Reading about fairies, one quickly realizes that they are complex, conflicted beings. Take the Rusalka, for example. The Rusalka is a young girl – one who can never grow up, never mature, never find true love. Yet, at the same time, she is always wise and ancient, and very lustful; she was a nature spirit, who taught humans how to create civilization. Thus, she is caught forever between many opposite extremes. It is a maddening moment in time in which fairies live; between dark and light, between youth and maturity. They are forever caught betwixt and between. It's no wonder, then, that when a fairy tells someone they love them and makes an offer to allow someone to come away with them to a land of beauty where they can be immortal, it sounds both lovely and at the same time a little like a threat.
Despite the threatening nature of fairy abductions, Fairyland could oftentimes be likened to Heaven, for many humans were comforted by the idea of going to Fairyland when they died. In Rome, when a girl drowned, people took comfort in the knowledge that she got to play with the nymphs forever (Larson, 2001). Starving peasants who heard tales of fairy dances and of eternal parties must have, at times, hoped that they too would become a fairy who got to participate in these dances when they died. They must have longed for the day when they could be free of the suffering and toil of their station in life. Again, looking at the Rusalka, we see that she lives a life that is, in many ways, a girl’s dream; for Russian girls were truly second-class citizens.

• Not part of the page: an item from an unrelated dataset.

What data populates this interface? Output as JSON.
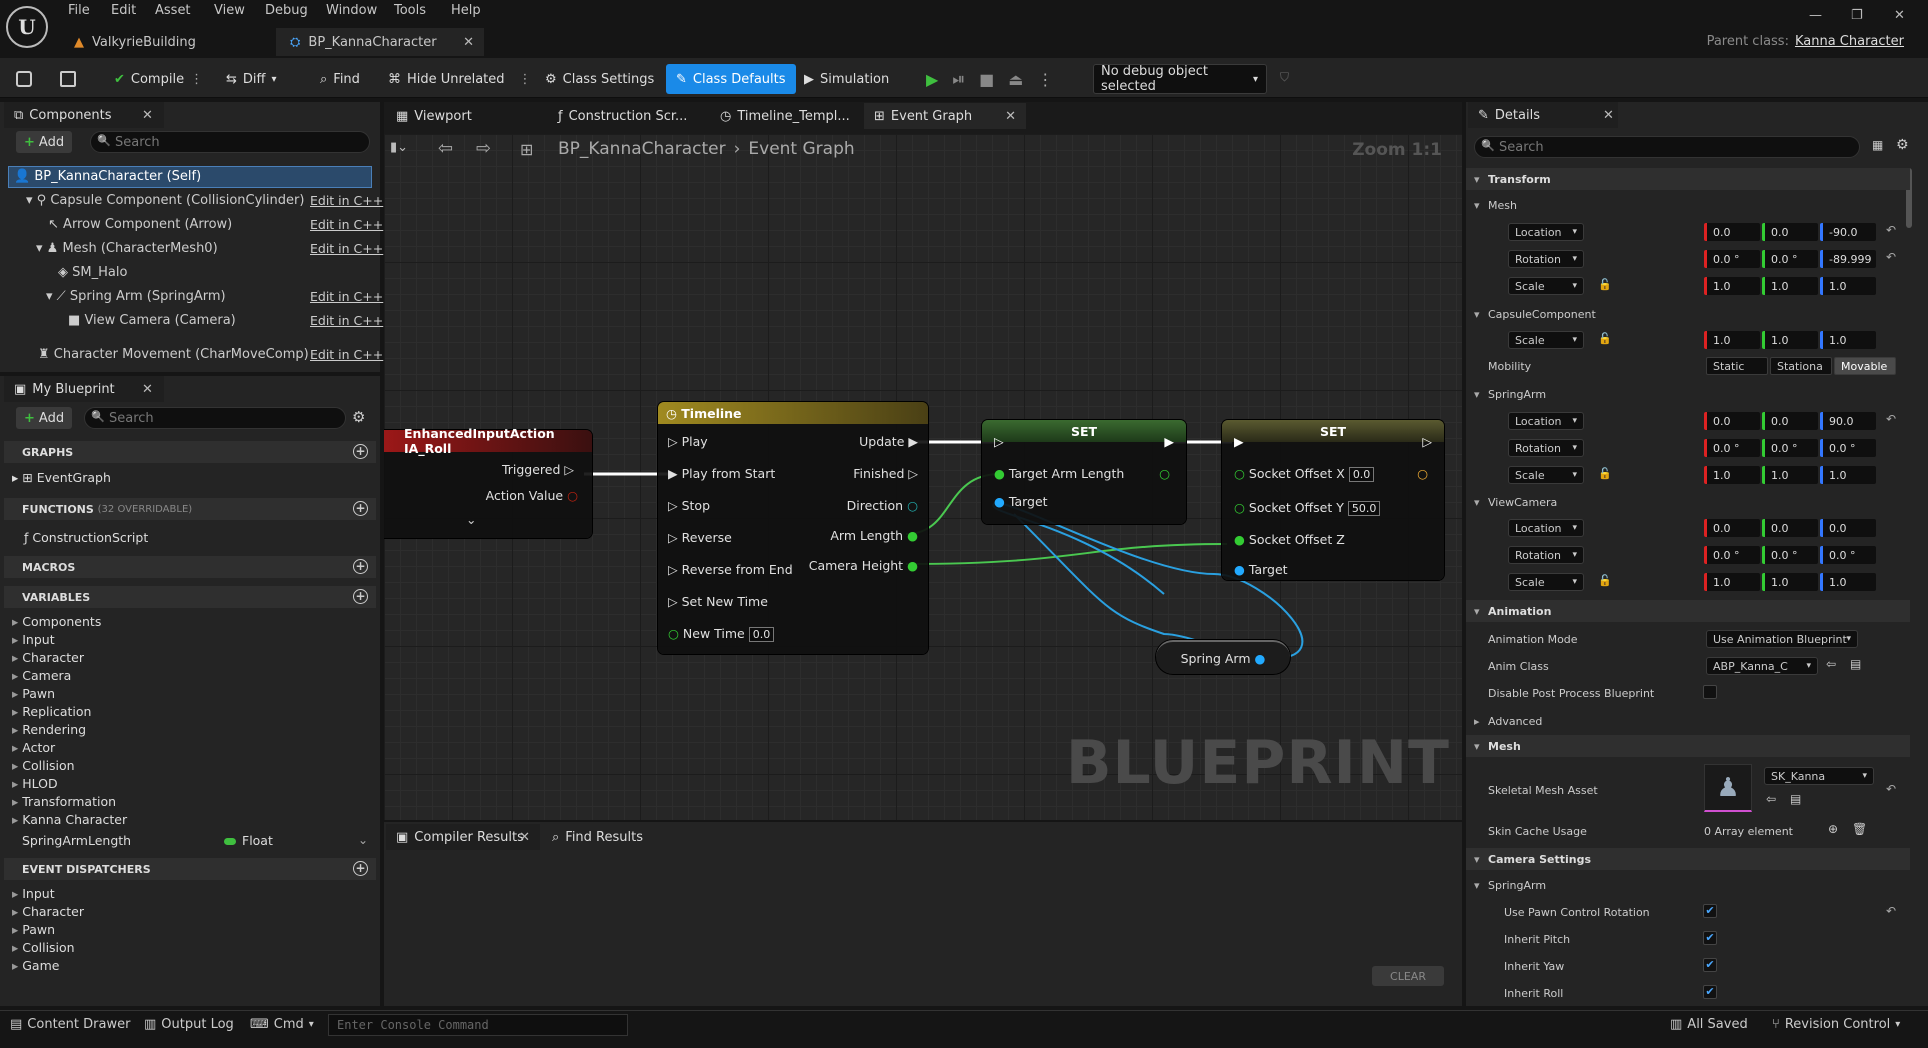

They often gave birth while working in the fields, and the harshness of the experience caused them to develop age spots on their faces while they were still barely twenty. Their husbands would spend their money on vodka, leaving them to starve. Then, the drunken husbands would come home and beat them. At times, their husband would grab them by the braids and beat their heads against a wall or drag them up and down the stairs (Ranset, 1993).
Rusalka, who were often said to be the spirits of dead girls, had no braids; their hair was free just like they were. They were all beautiful and sexy so that men longed for them, but the Rusalka were in control. They could not only refuse men, they could kill them if the men became too cruel. No one dared to walk on the Ruslakas' laundry when they laid it out to dry; no one dared to mock or abuse them. The Rusalka danced all evening and lived in crystal palaces, while human girls were forced to continue working (Rappoport, 1999). At the same time, in order to become a Rusalka, a person had to die, and there were no guarantees, which explains why people both feared and longed for the fairy world.